仔细一看,灯上的美人似乎与她有七分相似。沈妤讶然:“难道这是你做的?”

    郁珩低笑道:“灯我是不会做的,但是剪几张美人还是会的。不过你放心,我只会剪你的小像。”

    沈妤低眉浅笑,轻声道:“谢谢。”

    “那你呢?”郁珩轻笑道。

    沈妤踟躇了一下,从袖中拿出一样东西。

    郁珩挑挑眉,刚要接过去,沈妤立刻收回来道:“我绣工不好,你若是嫌弃,可以不要。”

    郁珩笑而不语,轻轻掰开她的手指,将她手中的东西取出来。

    原来这是一只青色的荷包,上面绣着荷叶莲花。绣工的确不好,但郁珩却是很高兴。

    他心中一动,眉眼含着动人的笑:“我很喜欢。”

    沈妤仍旧尽力保持平静:“我不喜欢绣香囊,所以就改成了荷包,我想你也不喜欢佩戴香囊。”

    郁珩爱不释手,来回摩挲着,突然他摸到一个圆形的小珠子似的东西:“这是什么?”

    沈妤阻止了他打开荷包的手,面容染上些许红晕,也不知道是因为烛火映照的原因,还是害羞了:“回去再看。”

    郁珩掂了掂,瞬间了然。他笑容越发开怀:“好,都听你的。”

    他想,他已经明白沈妤的心意了。虽然她口中没说,但是这个荷包和荷包的东西已经能说明一切了——虽然他还是想亲口听她说。

    思及此,他将她的手握得更紧了。

    沈妤任由他牵着手,两人走在熙熙攘攘的大街上,看着四周的风景,时不时的相视一笑。

    跟在后面的元骁激动又感慨,主子记挂了人家这么多年,终于苦尽甘来了,就是不知道什么时候能成婚。

    不知走了多久,沈婵跑回来道:“五姐,我们去游湖罢,每次都说游湖,每次都没实现,这次我一定要去。”

    沈妤忙扯出手,笑道:“我已经让洹儿提前几日租好画舫了,我们一会就去。”

    沈婵欢呼雀跃:“还是五姐想的周到。”

    一行人到了河畔,许多画舫漂泊在上面,而且都布置的十分华丽,欢声笑语传来,丝竹管弦之声飘荡在风中,想来是漂亮的歌姬舞姬在陪着贵人饮宴。

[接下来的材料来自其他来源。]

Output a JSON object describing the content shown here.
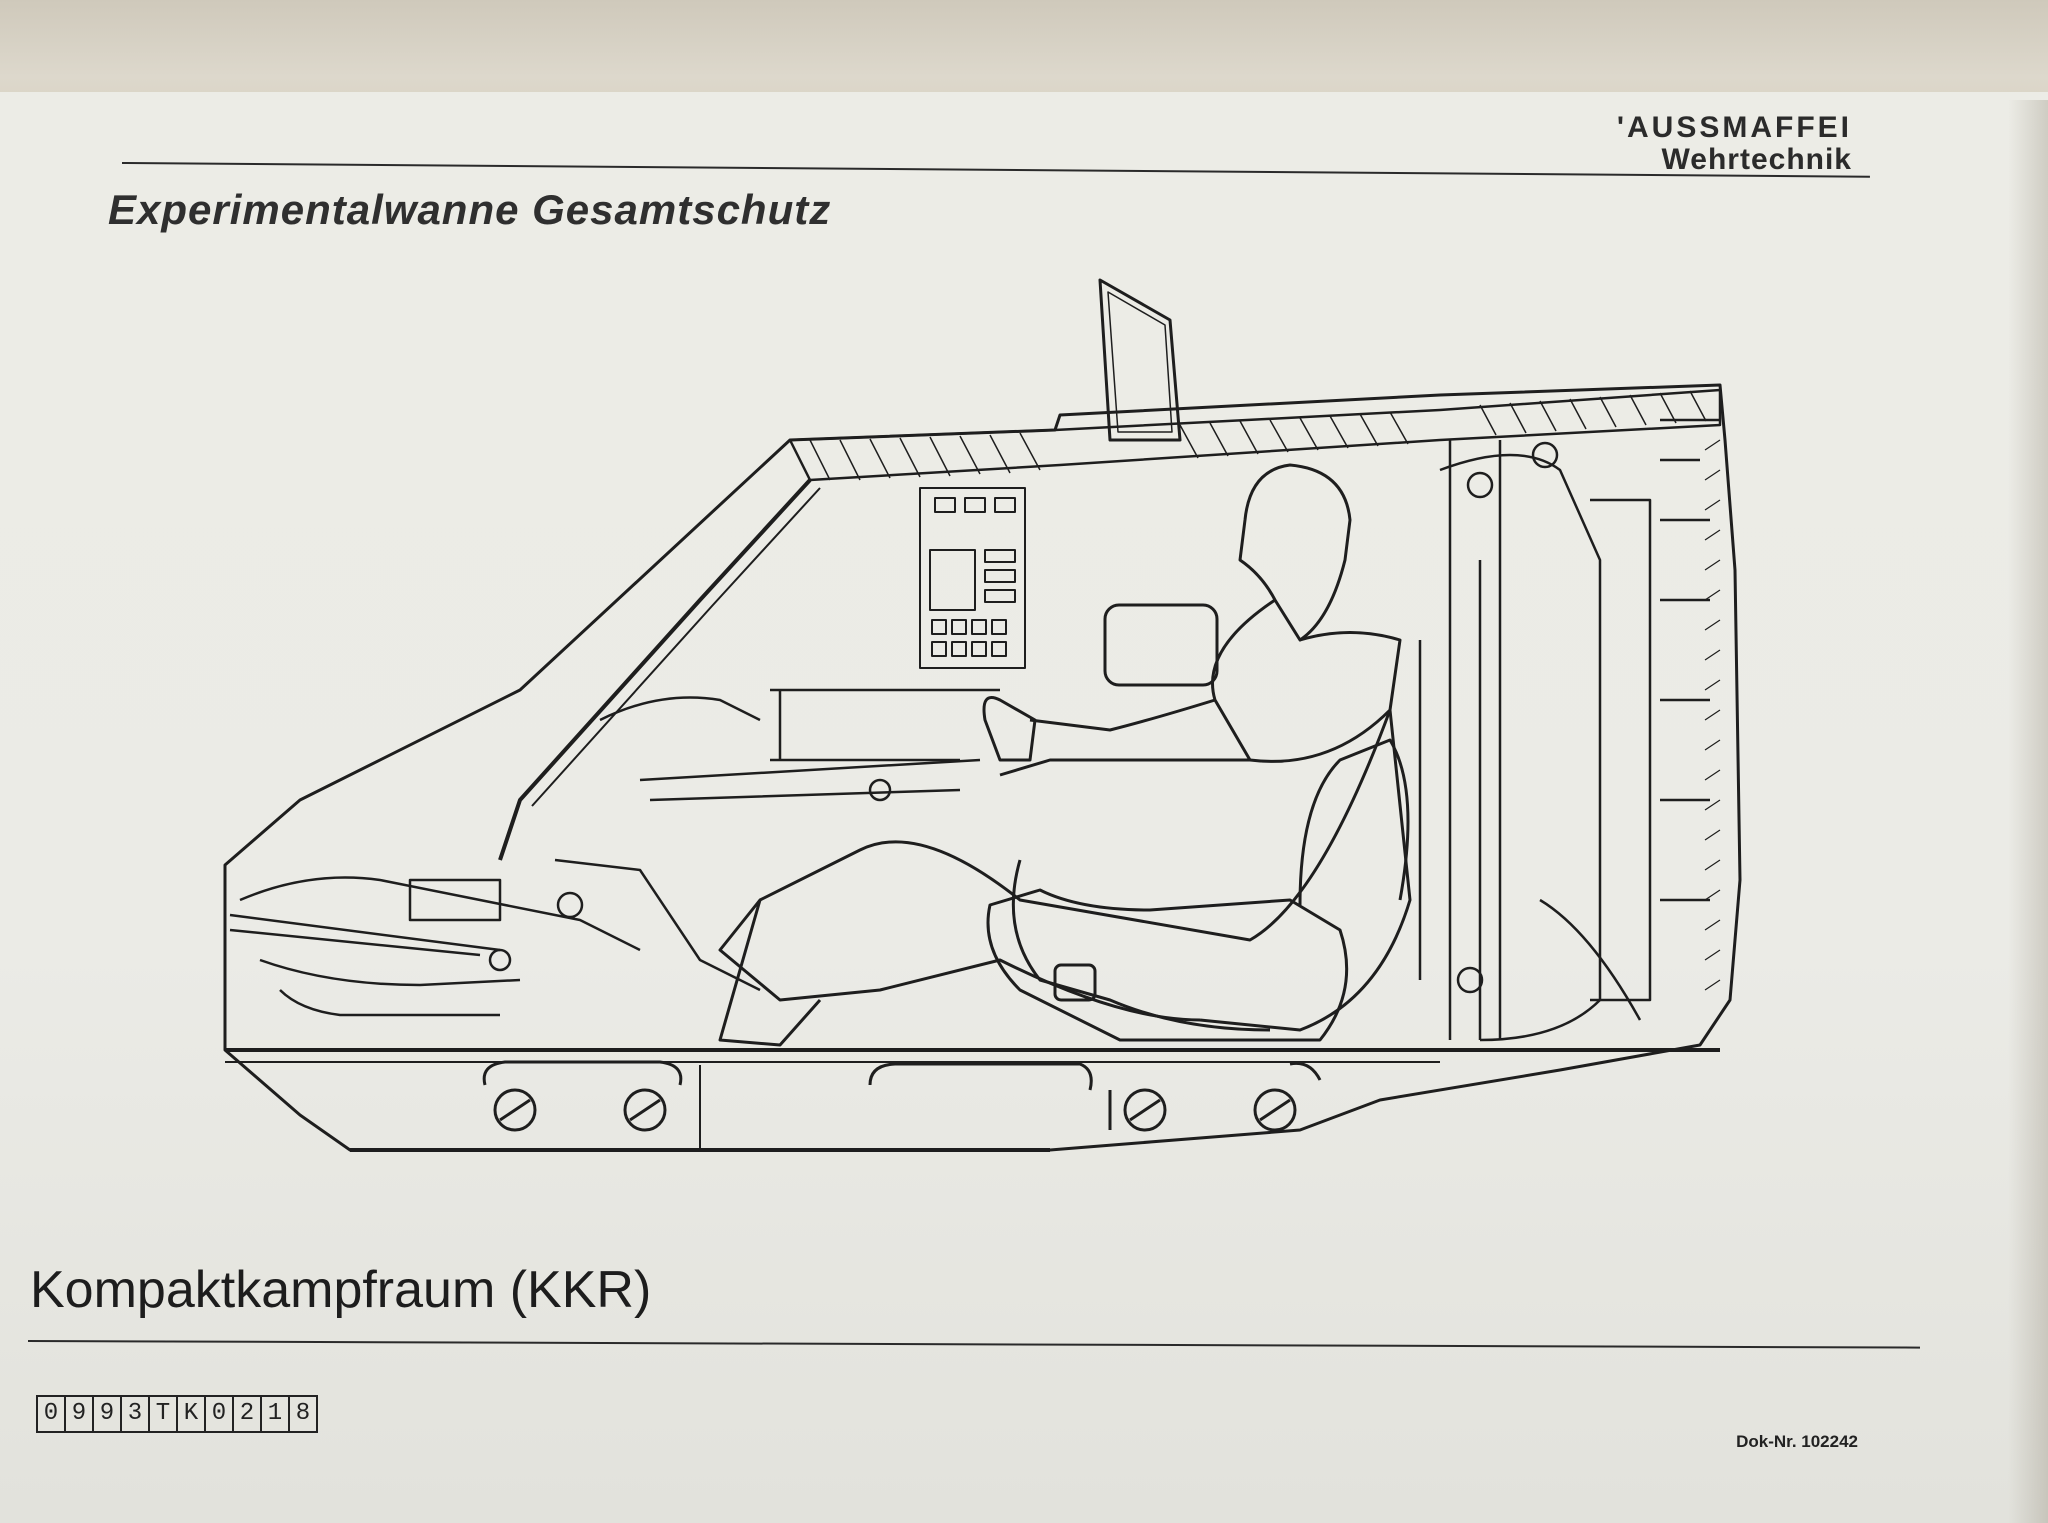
{
  "header": {
    "brand_line1": "'AUSSMAFFEI",
    "brand_line2": "Wehrtechnik",
    "title": "Experimentalwanne Gesamtschutz"
  },
  "figure": {
    "caption": "Kompaktkampfraum (KKR)"
  },
  "footer": {
    "doc_code": [
      "0",
      "9",
      "9",
      "3",
      "T",
      "K",
      "0",
      "2",
      "1",
      "8"
    ],
    "dok_nr": "Dok-Nr. 102242"
  }
}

    沈妤和沈明洹都不喜欢这些,自然没有叫美人来弹琴唱曲。只是这艘画舫和其他的想比,华丽中多了几分雅致,格外与众不同。

    沈婵由婢女扶着上了画舫,然后是沈婵。

    沈明洹生怕沈妤忽视他,抢先道:“姐姐,我扶你进去。”

    郁珩收回了手,最后一个上了画舫,然后很自然的坐在了沈妘身边。

    沈婵看到那些划着船桨的人,也跃跃欲试。但安全起见,沈妤并不同意,她只能眼巴巴的看着。

    画舫很大,布置精美,里面放置着各色美丽的花灯,浮华耀目。郁珩的目光一刻也没有离开她。

    沈妤被他看的有些不好意思,起身走到外面,随着画舫的游动,观赏着外面的景色。

    烛火和月光交相辉映,映照在河面,沈婵叹道:“好美啊。”

    沈妤笑着道:“是啊,真的很美。”

    这时候,突然有个装扮奇异的人划着一艘小船过来,说话的口音也很是不同:“你们谁是这艘画舫的主人?”

    沈妤勉强听懂了他在说什么,道:“是我。”

    那人又道:“我家主子看上了你这艘画舫,你把它让给我家主子,你们乘着这艘小船回去,我给你一大笔银子。”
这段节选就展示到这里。